In its public comments on the rule, Roper’s group catalogued a host of legal disclosures that top brokerages have made about those conflicts, admitting that they benefit when their clients invest in certain funds — usually with high management fees and sales commissions — rather than others. For example, Ameriprise Financial acknowledged “there is an incentive for our financial advisors to sell a fund from a load fund family or a fund that pays a 12b-1 fee over one that does not ... which may influence your financial adviser to recommend certain funds or classes over others.” A Charles Schwab disclosure neatly summed up the situation: “Schwab may pay a Schwab representative more for selling products or services on which Schwab makes more money.”

Meanwhile, a recent report by the Public Investors Arbitration Bar Association documented how firms that emphasize their commitment to their clients on the public airwaves (including Merrill Lynch) have denied any fiduciary duties to their clients in private arbitration cases. According to PIABA, Ameriprise ran ads pledging that “our advisers are ethically obligated to act with your best interests at heart,” before arguing in arbitration that “respondent owed no fiduciary duties to Claimants.” Wells Fargo’s ads say “a healthy relationship with your financial advisor should make you feel that your best interests are the top priority,” but the firm argued in another proceeding that “the law establishes that a broker does not owe a fiduciary duty to a customer with respect to a non-discretionary account.” UBS made the same legal argument in the same words, despite running an ad that read:

“Until my client knows she comes first. Until I understand what drives her. And what slows her down. Until I know what makes her leap out of bed in the morning. And what keeps her awake at night. Until she understands that I’m always thinking about her investment. (Even if she isn’t.) Not just at the office. At the opera. At a barbecue. In a traffic jam. Until her ambitions feel like my ambitions. Until then. We will not rest.”

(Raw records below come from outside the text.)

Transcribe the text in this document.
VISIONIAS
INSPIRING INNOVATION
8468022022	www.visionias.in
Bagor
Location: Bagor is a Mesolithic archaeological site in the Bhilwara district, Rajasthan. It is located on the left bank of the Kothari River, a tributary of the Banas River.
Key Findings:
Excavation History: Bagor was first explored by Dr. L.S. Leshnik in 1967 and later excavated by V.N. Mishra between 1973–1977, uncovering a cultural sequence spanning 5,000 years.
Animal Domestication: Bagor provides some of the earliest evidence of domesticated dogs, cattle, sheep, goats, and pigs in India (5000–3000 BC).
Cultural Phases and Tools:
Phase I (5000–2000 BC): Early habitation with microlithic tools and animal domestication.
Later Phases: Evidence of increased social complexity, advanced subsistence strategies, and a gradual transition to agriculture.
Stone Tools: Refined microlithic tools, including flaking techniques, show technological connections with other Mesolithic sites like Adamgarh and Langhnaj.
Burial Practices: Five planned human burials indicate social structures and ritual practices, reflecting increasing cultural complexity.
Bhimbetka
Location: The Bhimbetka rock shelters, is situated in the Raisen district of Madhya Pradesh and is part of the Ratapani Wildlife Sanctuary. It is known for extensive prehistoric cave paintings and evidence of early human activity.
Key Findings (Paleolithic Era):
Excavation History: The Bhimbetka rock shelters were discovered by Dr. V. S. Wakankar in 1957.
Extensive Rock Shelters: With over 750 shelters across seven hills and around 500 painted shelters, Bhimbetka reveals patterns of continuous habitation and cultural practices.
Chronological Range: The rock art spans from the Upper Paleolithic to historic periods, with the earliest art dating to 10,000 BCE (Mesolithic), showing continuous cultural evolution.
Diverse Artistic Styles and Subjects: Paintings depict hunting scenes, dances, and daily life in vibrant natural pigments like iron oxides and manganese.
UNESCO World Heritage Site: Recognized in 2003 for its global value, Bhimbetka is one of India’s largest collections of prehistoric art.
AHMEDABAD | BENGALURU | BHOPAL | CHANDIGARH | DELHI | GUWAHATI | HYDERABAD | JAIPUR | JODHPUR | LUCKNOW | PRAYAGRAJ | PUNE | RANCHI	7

This week, 74 witnesses are scheduled to testify on 25 panels at the Labor Department hearings. The heart of the industry’s case will be that the complexity of the 1000-plus-page rule would make it uneconomic for brokers to charge clients commissions for specific trades, shifting the entire sector toward flat management fees that can be exorbitant for families with limited cash to invest. SIMFA general counsel Ira Hammerman said the Obama administration harbors a paternalistic, one-size-fits-all belief that small investors belong in low-cost index funds and exchange-traded funds that rise and fall with the market. The current system gives families the freedom to choose what kind of speculative risks they want to take, who they want to advise them, and how they want to pay — and if they become unhappy with their arrangement, they can easily find a new one.

“Customers vote with their feet every day,” Hammerman said.

The Obama administration withdrew an earlier version of the rule in 2011, and industry leaders have been lobbying furiously to try to kill this one before it goes final sometime next spring. They have made inroads in Congress, raising the possibility that Republicans could work with finance-friendly Democrats on language delaying or killing the rule; Senator Claire McCaskill of Missouri recently wrote a letter criticizing the rule. But Obama aides say the president sees the rule as a legacy issue, a key element of his pitch for “middle-class economics.” And they’re not impressed with industry arguments.

“What, it’s too onerous to disclose to your clients how you’re getting paid? It’s too costly to create a contract where you tell them you’ll serve their best interest?” one senior Obama aide asked. “Give me a break.”